CHENNAI:Minister for Labour and Employment Bandaru Dattatreya has announced a hike in floor level minimum wages for all the scheduled workers in the country from Rs 137 to Rs 160 because the skilled, semi-skilled and unskilled workers from across states have different minimum wages and were often a subject of dispute.
After a two-year stagnation when the minimum wage stayed pegged at Rs 137, this new rule is effective from July 1. But it appears that for the minimum wage slab to be really effective across all the various job categories — be it repairing parts or making matches — several reforms are needed. It seems labour reforms are the need of the hour, given the Labour Ministry’s supposed good news.
The beedi industry is a classic example to elaborate this. “It comes under the home-based industry where both women and children work along with the man of the family. Together they are forced to meet the minimum-wage requirement, and it could require rolling an arbitrary number of beedis in a day,” says retired Jutice K Chandru.
The minimum wage implementation, which he opines is already sub-par in the state, could worsen in the light of a loophole in the Child Labour Act amendment which allows children to be a part of these home-based industries like making matches and beedi.

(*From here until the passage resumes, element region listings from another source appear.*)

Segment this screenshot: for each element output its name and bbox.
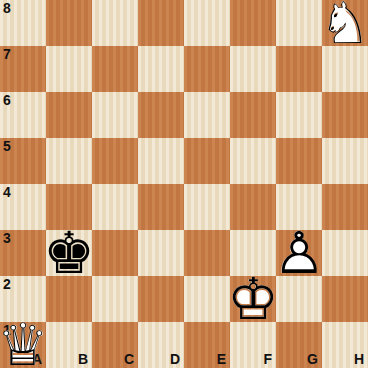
white-knight[interactable]: ♞♘ xyxy=(322,0,368,46)
square-e8[interactable] xyxy=(184,0,230,46)
square-f3[interactable] xyxy=(230,230,276,276)
square-e6[interactable] xyxy=(184,92,230,138)
white-pawn-fill-glyph: ♟ xyxy=(276,230,322,276)
square-e2[interactable] xyxy=(184,276,230,322)
square-b5[interactable] xyxy=(46,138,92,184)
square-h2[interactable] xyxy=(322,276,368,322)
white-king[interactable]: ♚♔ xyxy=(230,276,276,322)
square-h7[interactable] xyxy=(322,46,368,92)
square-c3[interactable] xyxy=(92,230,138,276)
square-e3[interactable] xyxy=(184,230,230,276)
square-g4[interactable] xyxy=(276,184,322,230)
square-f6[interactable] xyxy=(230,92,276,138)
black-king[interactable]: ♚ xyxy=(46,230,92,276)
square-g5[interactable] xyxy=(276,138,322,184)
square-a3[interactable]: 3 xyxy=(0,230,46,276)
chess-board: 8♞♘76543♚♟♙2♚♔1A♛♕BCDEFGH xyxy=(0,0,368,368)
square-c1[interactable]: C xyxy=(92,322,138,368)
square-a8[interactable]: 8 xyxy=(0,0,46,46)
square-e5[interactable] xyxy=(184,138,230,184)
square-c4[interactable] xyxy=(92,184,138,230)
square-e4[interactable] xyxy=(184,184,230,230)
square-e1[interactable]: E xyxy=(184,322,230,368)
square-b8[interactable] xyxy=(46,0,92,46)
white-pawn[interactable]: ♟♙ xyxy=(276,230,322,276)
square-g7[interactable] xyxy=(276,46,322,92)
square-f1[interactable]: F xyxy=(230,322,276,368)
rank-label-3: 3 xyxy=(3,230,11,246)
square-h1[interactable]: H xyxy=(322,322,368,368)
square-a4[interactable]: 4 xyxy=(0,184,46,230)
square-d5[interactable] xyxy=(138,138,184,184)
square-a5[interactable]: 5 xyxy=(0,138,46,184)
white-queen[interactable]: ♛♕ xyxy=(0,322,46,368)
square-f2[interactable]: ♚♔ xyxy=(230,276,276,322)
square-a1[interactable]: 1A♛♕ xyxy=(0,322,46,368)
square-c7[interactable] xyxy=(92,46,138,92)
square-c5[interactable] xyxy=(92,138,138,184)
square-c6[interactable] xyxy=(92,92,138,138)
square-e7[interactable] xyxy=(184,46,230,92)
square-h8[interactable]: ♞♘ xyxy=(322,0,368,46)
white-king-outline-glyph: ♔ xyxy=(230,276,276,322)
square-c2[interactable] xyxy=(92,276,138,322)
file-label-b: B xyxy=(78,351,88,367)
square-b2[interactable] xyxy=(46,276,92,322)
square-f4[interactable] xyxy=(230,184,276,230)
square-d1[interactable]: D xyxy=(138,322,184,368)
white-queen-fill-glyph: ♛ xyxy=(0,322,46,368)
square-d2[interactable] xyxy=(138,276,184,322)
square-h6[interactable] xyxy=(322,92,368,138)
square-b6[interactable] xyxy=(46,92,92,138)
square-f7[interactable] xyxy=(230,46,276,92)
file-label-h: H xyxy=(354,351,364,367)
file-label-e: E xyxy=(217,351,226,367)
square-h5[interactable] xyxy=(322,138,368,184)
white-king-fill-glyph: ♚ xyxy=(230,276,276,322)
square-f8[interactable] xyxy=(230,0,276,46)
square-d4[interactable] xyxy=(138,184,184,230)
square-b3[interactable]: ♚ xyxy=(46,230,92,276)
rank-label-8: 8 xyxy=(3,0,11,16)
square-c8[interactable] xyxy=(92,0,138,46)
square-d8[interactable] xyxy=(138,0,184,46)
file-label-c: C xyxy=(124,351,134,367)
file-label-f: F xyxy=(263,351,272,367)
black-king-glyph: ♚ xyxy=(46,230,92,276)
square-g6[interactable] xyxy=(276,92,322,138)
square-g3[interactable]: ♟♙ xyxy=(276,230,322,276)
square-a7[interactable]: 7 xyxy=(0,46,46,92)
square-a2[interactable]: 2 xyxy=(0,276,46,322)
square-d7[interactable] xyxy=(138,46,184,92)
square-d3[interactable] xyxy=(138,230,184,276)
square-h3[interactable] xyxy=(322,230,368,276)
square-b7[interactable] xyxy=(46,46,92,92)
white-queen-outline-glyph: ♕ xyxy=(0,322,46,368)
file-label-d: D xyxy=(170,351,180,367)
rank-label-4: 4 xyxy=(3,184,11,200)
square-f5[interactable] xyxy=(230,138,276,184)
square-g2[interactable] xyxy=(276,276,322,322)
square-b1[interactable]: B xyxy=(46,322,92,368)
square-d6[interactable] xyxy=(138,92,184,138)
square-h4[interactable] xyxy=(322,184,368,230)
white-knight-outline-glyph: ♘ xyxy=(322,0,368,46)
square-g8[interactable] xyxy=(276,0,322,46)
rank-label-5: 5 xyxy=(3,138,11,154)
white-pawn-outline-glyph: ♙ xyxy=(276,230,322,276)
rank-label-6: 6 xyxy=(3,92,11,108)
square-g1[interactable]: G xyxy=(276,322,322,368)
rank-label-7: 7 xyxy=(3,46,11,62)
square-b4[interactable] xyxy=(46,184,92,230)
rank-label-2: 2 xyxy=(3,276,11,292)
square-a6[interactable]: 6 xyxy=(0,92,46,138)
white-knight-fill-glyph: ♞ xyxy=(322,0,368,46)
file-label-g: G xyxy=(307,351,318,367)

Though a Rs 23 a day increase in income is a welcome change for labourers from states which are in the shallow end of the pool, they do not enjoy the benefits of set work-hours, provident fund and medical benefits that the organised sector does. And more than 86 per cent of the nation’s workforce comes under ‘unorganised’ category.
Overall development is the practical long-term solution, says an industry insider.